Unique to Matthew’s gospel, this short parable was, at its basic level of development, addressed to the chief priests and elders in defense of Jesus’ penchant for associating with sinners – those deemed unrighteous by the Jerusalem authorities. This is a dynamic that has been present in the gospel according to Matthew since the days on the banks of Jordan River when the same authorities came out to question John the Baptist.

That is perhaps why this round of the many encounters begins with reference to the Baptizer: When he had come into the temple area, the chief priests and the elders of the people approached him as he was teaching and said, “By what authority are you doing these things? And who gave you this authority?” Jesus said to them in reply, “I shall ask you one question, and if you answer it for me, then I shall tell you by what authority I do these things. Where was John’s baptism from? Was it of heavenly or human origin?” (21:23-25)
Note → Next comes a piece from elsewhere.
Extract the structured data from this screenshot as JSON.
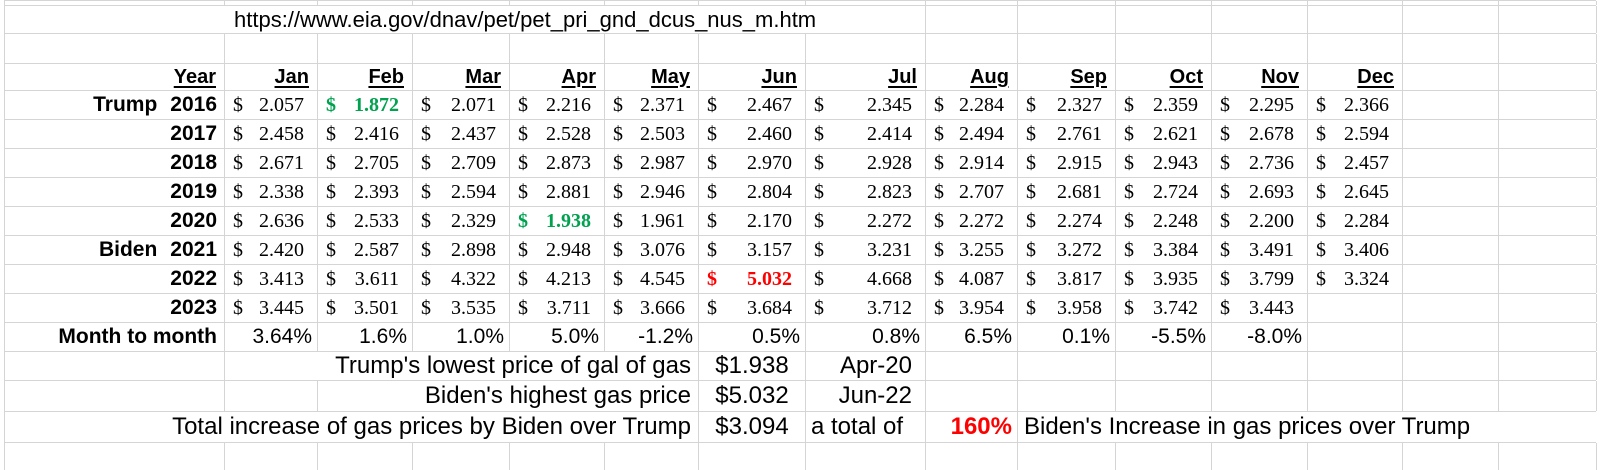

It is the Jerusalem authorities that are put on the spot. The leaders are standing (likely) in the midst of people who responded to John’s proclamation and the good news proclaimed in Jesus’ words and works. How will they respond to this challenge for they themselves to “fish or cut bait?” They are leaders of this ancient faith – how will they live out that faith. This is part and parcel of a theme popular in the Matthean gospel: faith that is spoken, but not lived, is empty. Calling out, “Lord, Lord” is not sufficient; the will of the Father must also be accomplished (see Matthew 7:21-23; 12:50;23:3-4). Promises and profession must be matched by performance.